According to web giant Adobe, 85% of the top websites on the internet run Flash which seems like an incredibly high number. This got me wondering just how HTML 5 is shaping up against Flash and can it ever be a serious competitor?
Evan’s Data, a web statistics company recently polled 1,200 web developers about their usage or planned usage of HTML 5 and the results were quite surprising. From the looks of things HTML 5 is starting to gain big traction with more and more web design companies who are making the switch away from Adobe Flash.
By country, here is the percentage of developers who have committed to HTML 5:
- Asia: 58%
- USA: 43%
- Europe: 39%
- Middle East: 39%
- Africa: 39%
Evan’s data added that respondents who said they were planning the switch ‘soon’ would take the total figure to roughly 75% of all web developers quizzed.
Benefits to HTML 5 over Flash:
- Improved video support, no extra codecs or 3rd party plugins are required which make is incredibly easy to embed video into your websites.

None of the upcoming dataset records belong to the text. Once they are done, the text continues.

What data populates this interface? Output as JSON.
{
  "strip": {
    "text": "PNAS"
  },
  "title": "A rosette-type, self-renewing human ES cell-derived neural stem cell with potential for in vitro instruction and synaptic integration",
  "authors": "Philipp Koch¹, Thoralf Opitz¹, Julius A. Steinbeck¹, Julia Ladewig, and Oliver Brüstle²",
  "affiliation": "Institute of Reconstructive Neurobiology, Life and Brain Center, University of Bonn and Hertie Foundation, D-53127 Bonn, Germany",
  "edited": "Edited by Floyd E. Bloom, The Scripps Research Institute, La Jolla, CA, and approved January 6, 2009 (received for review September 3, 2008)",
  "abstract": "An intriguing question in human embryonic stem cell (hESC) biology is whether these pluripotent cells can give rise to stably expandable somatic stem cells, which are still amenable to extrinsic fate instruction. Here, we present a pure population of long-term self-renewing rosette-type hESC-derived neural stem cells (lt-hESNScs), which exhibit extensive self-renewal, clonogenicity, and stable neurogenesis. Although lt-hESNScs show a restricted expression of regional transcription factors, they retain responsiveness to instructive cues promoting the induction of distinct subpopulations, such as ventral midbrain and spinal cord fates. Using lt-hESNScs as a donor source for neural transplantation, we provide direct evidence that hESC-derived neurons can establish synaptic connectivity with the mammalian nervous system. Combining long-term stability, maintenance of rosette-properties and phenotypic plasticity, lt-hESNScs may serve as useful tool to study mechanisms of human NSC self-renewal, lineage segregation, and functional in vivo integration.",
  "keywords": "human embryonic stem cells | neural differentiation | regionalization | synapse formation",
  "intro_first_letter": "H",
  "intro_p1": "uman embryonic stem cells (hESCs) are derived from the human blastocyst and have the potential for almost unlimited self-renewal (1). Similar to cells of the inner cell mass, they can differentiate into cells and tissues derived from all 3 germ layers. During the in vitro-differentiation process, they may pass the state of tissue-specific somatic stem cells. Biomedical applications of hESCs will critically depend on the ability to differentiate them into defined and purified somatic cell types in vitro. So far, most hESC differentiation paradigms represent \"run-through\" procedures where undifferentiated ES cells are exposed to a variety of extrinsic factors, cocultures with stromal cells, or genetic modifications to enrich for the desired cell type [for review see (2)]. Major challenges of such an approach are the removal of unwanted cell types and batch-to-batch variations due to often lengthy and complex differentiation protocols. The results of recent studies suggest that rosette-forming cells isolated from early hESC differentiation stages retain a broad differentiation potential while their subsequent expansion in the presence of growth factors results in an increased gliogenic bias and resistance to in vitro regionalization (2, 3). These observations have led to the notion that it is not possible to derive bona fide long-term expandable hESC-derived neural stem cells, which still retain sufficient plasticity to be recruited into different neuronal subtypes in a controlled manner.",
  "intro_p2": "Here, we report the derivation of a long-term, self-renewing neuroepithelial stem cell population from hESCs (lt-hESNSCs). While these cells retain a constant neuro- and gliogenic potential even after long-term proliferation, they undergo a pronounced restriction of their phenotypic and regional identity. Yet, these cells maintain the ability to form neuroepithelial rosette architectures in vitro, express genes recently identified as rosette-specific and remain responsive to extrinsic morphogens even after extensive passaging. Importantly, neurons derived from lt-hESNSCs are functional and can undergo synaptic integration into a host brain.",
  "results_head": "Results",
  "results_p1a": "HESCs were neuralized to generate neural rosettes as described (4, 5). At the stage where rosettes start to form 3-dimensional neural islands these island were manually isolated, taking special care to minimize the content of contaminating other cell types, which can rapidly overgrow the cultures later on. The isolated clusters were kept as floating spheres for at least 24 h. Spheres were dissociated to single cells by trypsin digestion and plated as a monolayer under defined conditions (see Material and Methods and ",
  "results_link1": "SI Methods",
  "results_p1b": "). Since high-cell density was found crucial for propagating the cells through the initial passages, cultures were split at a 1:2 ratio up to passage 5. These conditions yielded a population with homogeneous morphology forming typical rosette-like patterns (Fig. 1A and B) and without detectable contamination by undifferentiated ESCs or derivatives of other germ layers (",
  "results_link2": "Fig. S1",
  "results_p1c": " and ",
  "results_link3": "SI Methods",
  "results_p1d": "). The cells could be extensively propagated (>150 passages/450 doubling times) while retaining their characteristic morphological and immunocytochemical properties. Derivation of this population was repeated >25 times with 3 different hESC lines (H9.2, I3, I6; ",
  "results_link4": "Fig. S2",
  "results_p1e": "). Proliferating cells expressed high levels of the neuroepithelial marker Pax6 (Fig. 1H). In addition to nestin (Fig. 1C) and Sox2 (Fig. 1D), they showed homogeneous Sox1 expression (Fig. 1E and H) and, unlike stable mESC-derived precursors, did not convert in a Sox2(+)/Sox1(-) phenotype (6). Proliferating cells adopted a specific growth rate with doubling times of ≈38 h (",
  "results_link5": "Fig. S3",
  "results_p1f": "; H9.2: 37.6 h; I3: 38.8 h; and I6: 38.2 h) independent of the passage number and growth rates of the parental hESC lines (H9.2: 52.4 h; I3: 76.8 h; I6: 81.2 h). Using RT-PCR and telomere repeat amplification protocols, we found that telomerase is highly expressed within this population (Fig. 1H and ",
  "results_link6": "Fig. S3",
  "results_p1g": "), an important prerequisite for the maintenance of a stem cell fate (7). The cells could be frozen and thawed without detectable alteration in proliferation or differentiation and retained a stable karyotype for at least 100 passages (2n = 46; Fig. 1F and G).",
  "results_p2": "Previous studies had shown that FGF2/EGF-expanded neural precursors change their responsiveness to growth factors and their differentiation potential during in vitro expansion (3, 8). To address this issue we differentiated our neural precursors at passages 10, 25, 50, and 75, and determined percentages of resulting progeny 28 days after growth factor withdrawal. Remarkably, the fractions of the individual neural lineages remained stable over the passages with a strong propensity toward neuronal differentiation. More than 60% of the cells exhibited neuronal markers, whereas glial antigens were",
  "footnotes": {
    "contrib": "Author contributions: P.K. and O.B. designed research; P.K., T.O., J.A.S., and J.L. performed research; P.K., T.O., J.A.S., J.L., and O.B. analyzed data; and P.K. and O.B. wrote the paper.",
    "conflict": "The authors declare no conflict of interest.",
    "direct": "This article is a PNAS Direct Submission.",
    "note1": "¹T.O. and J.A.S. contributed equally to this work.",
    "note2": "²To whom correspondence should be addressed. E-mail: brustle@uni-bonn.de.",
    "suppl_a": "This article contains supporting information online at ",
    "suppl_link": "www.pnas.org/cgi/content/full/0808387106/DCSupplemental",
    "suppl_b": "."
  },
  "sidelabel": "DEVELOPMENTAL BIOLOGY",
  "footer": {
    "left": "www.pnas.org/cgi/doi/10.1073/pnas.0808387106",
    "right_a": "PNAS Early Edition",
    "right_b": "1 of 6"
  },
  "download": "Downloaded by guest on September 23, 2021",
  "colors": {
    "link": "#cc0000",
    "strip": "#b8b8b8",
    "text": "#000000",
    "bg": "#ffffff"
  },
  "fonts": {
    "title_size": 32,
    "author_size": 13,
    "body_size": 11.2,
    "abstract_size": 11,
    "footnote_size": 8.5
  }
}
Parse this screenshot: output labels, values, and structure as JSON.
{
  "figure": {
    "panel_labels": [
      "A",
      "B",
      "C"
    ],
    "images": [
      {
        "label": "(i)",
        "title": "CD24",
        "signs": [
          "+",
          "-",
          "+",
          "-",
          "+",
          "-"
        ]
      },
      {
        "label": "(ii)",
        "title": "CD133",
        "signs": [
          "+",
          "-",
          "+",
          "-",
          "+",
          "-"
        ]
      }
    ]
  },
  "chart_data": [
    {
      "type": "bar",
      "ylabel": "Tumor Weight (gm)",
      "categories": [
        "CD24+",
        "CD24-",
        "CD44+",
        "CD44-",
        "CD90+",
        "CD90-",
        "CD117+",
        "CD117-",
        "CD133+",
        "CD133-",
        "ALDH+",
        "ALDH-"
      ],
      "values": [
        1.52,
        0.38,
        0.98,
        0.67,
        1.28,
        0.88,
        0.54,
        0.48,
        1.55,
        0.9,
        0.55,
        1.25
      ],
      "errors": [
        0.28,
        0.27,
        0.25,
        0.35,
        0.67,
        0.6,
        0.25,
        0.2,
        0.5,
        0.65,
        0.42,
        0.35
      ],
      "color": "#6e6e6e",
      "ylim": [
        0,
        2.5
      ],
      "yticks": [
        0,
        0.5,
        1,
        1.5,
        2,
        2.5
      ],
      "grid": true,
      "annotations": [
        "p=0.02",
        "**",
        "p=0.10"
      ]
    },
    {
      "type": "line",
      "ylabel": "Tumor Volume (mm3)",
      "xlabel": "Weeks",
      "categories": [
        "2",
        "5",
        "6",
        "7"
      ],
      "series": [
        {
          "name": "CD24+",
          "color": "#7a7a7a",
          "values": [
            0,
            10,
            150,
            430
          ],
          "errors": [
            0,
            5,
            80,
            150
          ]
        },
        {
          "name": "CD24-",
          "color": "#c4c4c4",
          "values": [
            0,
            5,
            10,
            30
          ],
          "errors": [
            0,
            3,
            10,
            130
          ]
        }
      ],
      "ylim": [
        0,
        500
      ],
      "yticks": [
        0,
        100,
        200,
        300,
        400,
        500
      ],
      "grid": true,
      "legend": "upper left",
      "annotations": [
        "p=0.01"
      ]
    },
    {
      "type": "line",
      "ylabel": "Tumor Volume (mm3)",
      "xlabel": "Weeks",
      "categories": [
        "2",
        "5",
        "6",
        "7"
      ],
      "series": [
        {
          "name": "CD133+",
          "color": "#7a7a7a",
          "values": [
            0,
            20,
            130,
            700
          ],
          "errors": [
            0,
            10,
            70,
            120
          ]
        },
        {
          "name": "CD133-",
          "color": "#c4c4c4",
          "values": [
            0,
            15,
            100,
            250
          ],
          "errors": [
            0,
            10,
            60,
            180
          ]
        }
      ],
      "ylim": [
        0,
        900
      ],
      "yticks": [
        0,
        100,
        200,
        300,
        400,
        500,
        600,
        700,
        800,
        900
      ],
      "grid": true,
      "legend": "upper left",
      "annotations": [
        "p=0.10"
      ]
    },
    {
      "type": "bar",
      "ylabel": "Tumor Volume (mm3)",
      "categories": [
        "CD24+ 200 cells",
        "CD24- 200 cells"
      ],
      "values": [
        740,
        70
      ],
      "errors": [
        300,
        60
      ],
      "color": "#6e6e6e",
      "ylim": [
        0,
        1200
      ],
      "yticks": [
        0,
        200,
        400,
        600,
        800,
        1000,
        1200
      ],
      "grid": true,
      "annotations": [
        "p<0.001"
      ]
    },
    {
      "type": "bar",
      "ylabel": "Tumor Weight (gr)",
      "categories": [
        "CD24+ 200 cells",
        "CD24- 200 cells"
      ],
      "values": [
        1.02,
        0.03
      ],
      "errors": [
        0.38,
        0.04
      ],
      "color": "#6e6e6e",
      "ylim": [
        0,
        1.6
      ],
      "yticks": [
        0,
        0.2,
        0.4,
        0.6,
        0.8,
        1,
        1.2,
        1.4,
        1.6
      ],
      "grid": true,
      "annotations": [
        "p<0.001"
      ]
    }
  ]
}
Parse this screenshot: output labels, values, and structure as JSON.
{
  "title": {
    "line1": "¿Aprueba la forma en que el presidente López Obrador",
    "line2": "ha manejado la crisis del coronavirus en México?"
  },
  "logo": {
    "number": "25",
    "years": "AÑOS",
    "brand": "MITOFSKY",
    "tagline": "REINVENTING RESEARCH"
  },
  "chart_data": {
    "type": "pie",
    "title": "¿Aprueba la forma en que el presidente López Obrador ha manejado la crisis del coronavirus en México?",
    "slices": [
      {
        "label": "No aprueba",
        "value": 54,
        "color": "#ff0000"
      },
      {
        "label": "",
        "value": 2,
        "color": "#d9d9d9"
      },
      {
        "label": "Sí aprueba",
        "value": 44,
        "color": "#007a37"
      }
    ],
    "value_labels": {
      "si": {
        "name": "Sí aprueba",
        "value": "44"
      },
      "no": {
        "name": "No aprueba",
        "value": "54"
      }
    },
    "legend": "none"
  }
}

- HTML 5 has support for Geo Location support.
- More intuitive forms. Many enhancements to input text / search boxes. Easier to validate data.
- Offline Cache for applications. This feature allows developers to specify which items are cached in a user’s browser and which are not.
- Client Side Data Base. This handy features allows a web developer to save data client side using a real SQL database.
- Works on iOS devices. Flash is banned from the Apple app store with Steve Jobs once remaking that it was ‘old history’.
- Lightweight frame work. Flash is slow buggy and a battery hog on mobile devices unlike HTML 5 which is far more light weight.
Benefits of Flash over HTML 5:
- Provides native support for animation and interactivity within a webpage, (something, despite popular belief, HTML 5 is incapable of doing).
- Adobe Flash has hordes of developers already in existence purely because of how mature it is as a platform, that and it is relatively simple to learn the basics.
- Plugins! Flash has an established array of plugins at its disposal which, once familiar with can help to speed up development.
- Action Script 3. Action script is a powerful scripting language.
- Database integration / business support. Flash integrates incredible well with XML / PHP / SQL databases and is already long established in a lot of places and generally works well for the job.
I’m really struggling here to put Flash in a good light but I am honestly having troubling thinking up more benefits to Flash than HTML 5 other than, “it’s a more established platform”. From the looks of the above though it won’t be long until Flash becomes more and more obsolete although it still has plenty of life in it yet. Change is coming…. Slowly.